Coronavirus – L’Union locale CGT ne croit pas le gouvernement

Photo archives (avant la crise du coronavirus).

Communiqué de la CGT du bassin montcellien.

CE GOUVERNEMENT EST-IL « EN GUERRE » CONTRE LE CORONAVIRUS OU CONTRE LES DROITS DES SALARIÉS ?

L’Union locale CGT du Bassin Montcellien rejettent la loi relative à I’«état d’urgence sanitaire » adoptée dimanche soir à l’Assemblée nationale : cette loi ne prend aucune mesure destinée à fabriquer en urgence des stocks massifs de masques FFP2, aucune mesure pour ouvrir des lits de réanimation et de soins intensifs dans les hôpitaux, aucune mesure pour organiser le dépistage systématique comme c’est le cas dans d’autres pays.

En revanche, cette loi permet d’habiliter le gouvernement à légiférer par ordonnances pour remettre en cause les droits et libertés des salarié-e-s pour une durée indéterminée, notamment en matière de congés payés, de réduction du temps de travail, de repos hebdomadaire ou de liberté de réunion.

L’Union locale CGT condamne les mensonges du ministre de la Santé lorsqu’il déclare, mardi 17 mars, sur France inter : « Nous avons assez de masques aujourd’hui pour permettre aux soignants d’être armés face à la maladie et de soigner les malades. ». C’est faux, et les professionnel-le-s de santé le subissent, jour après jour, à leur dépens.

L’Union locale CGT réaffirme que le moyen le plus efficace pour conjurer la catastrophe sanitaire annoncée, c’est bien évidemment de respecter les gestes barrières, c’est aussi et surtout de rétablir tout de suite les lits qui ont été supprimés depuis des années, de créer sans attendre les postes nécessaires à la prise en charge de tous les patient-e-s (ceux atteints du Covid-19 et les autres) et de doter tous les personnels hospitaliers des masques FFP2 indispensables à leur protection.

L’Union locale CGT rappelle que ce sont les agent-e-s des « régimes spéciaux », agent-e-s de la Fonction publique et salarié-e-s qui ont des missions de service public (soignant-e-s en premier lieu, transports publics, enseignement, forces de police, services sociaux… ) qui sont en première ligne et doivent assumer ces missions le plus souvent sans aucune protection (masque, gants, gels).

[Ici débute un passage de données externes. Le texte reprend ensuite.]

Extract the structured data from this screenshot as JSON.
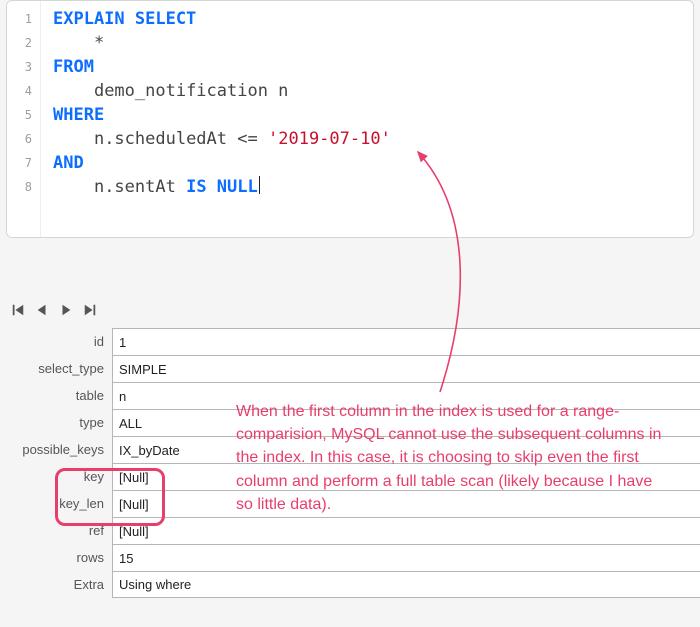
{
  "code": {
    "lines": [
      "1",
      "2",
      "3",
      "4",
      "5",
      "6",
      "7",
      "8"
    ],
    "kw_explain": "EXPLAIN SELECT",
    "star": "*",
    "kw_from": "FROM",
    "table_ident": "demo_notification n",
    "kw_where": "WHERE",
    "cond1_lhs": "n.scheduledAt",
    "cond1_op": "<=",
    "cond1_rhs": "'2019-07-10'",
    "kw_and": "AND",
    "cond2_lhs": "n.sentAt",
    "kw_isnull": "IS NULL"
  },
  "detail": {
    "rows": [
      {
        "label": "id",
        "value": "1"
      },
      {
        "label": "select_type",
        "value": "SIMPLE"
      },
      {
        "label": "table",
        "value": "n"
      },
      {
        "label": "type",
        "value": "ALL"
      },
      {
        "label": "possible_keys",
        "value": "IX_byDate"
      },
      {
        "label": "key",
        "value": "[Null]"
      },
      {
        "label": "key_len",
        "value": "[Null]"
      },
      {
        "label": "ref",
        "value": "[Null]"
      },
      {
        "label": "rows",
        "value": "15"
      },
      {
        "label": "Extra",
        "value": "Using where"
      }
    ]
  },
  "annotation": {
    "text": "When the first column in the index is used for a range-comparision, MySQL cannot use the subsequent columns in the index. In this case, it is choosing to skip even the first column and perform a full table scan (likely because I have so little data)."
  },
  "colors": {
    "accent": "#e83e6b",
    "keyword": "#0d6efd",
    "string": "#c8102e"
  }
}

Elle rappelle que beaucoup de ces métiers sont féminisés alors que les femmes ont les salaires les plus bas et qu’elles sont les grandes perdantes de la « réforme » des retraites.

Dans cette situation, les salarié-e-s de nombreux secteurs sont eux aussi confronté-e-s au refus, de l’Etat, des collectivités territoriales et des employeurs de prendre les mesures de protection qui s’imposent, à tel point qu’ils font valoir leur droit de retrait et qu’ils-elles exigent la fermeture de l’entreprise ou du service public quand ils-elles le jugent indispensable pour leur
sécurité.

L’Union locale CGT dénonce la volonté du patronat de tenter de mettre au pas les salarié-e-s, en rédigeant un « guide de bonnes pratiques » à mettre en œuvre dans les entreprises, qui serait soumis à l’aval des organisations syndicales.

Si certains appellent de leurs vœux à « I’ union sacrée » avec le gouvernement ou le patronat, nous réaffirmons, pour notre part, que nous ne participerons d’aucun dispositif qui viserait à nous transformer en auxiliaire chargé de mettre en œuvre une nouvelle dégradation des droits et protections de l’ensemble des salarié-e-s.

Après avoir annoncé le report de la « réforme » de l’assurance chômage ainsi que le report de la « réforme » des retraites, le gouvernement vient d’annoncer la suspension du jour de carence pour les fonctionnaires. La CGT tient à rappeler qu’elle exige, non pas le report ou la suspension de toutes ces contre-réformes, mais leur retrait pur et simple.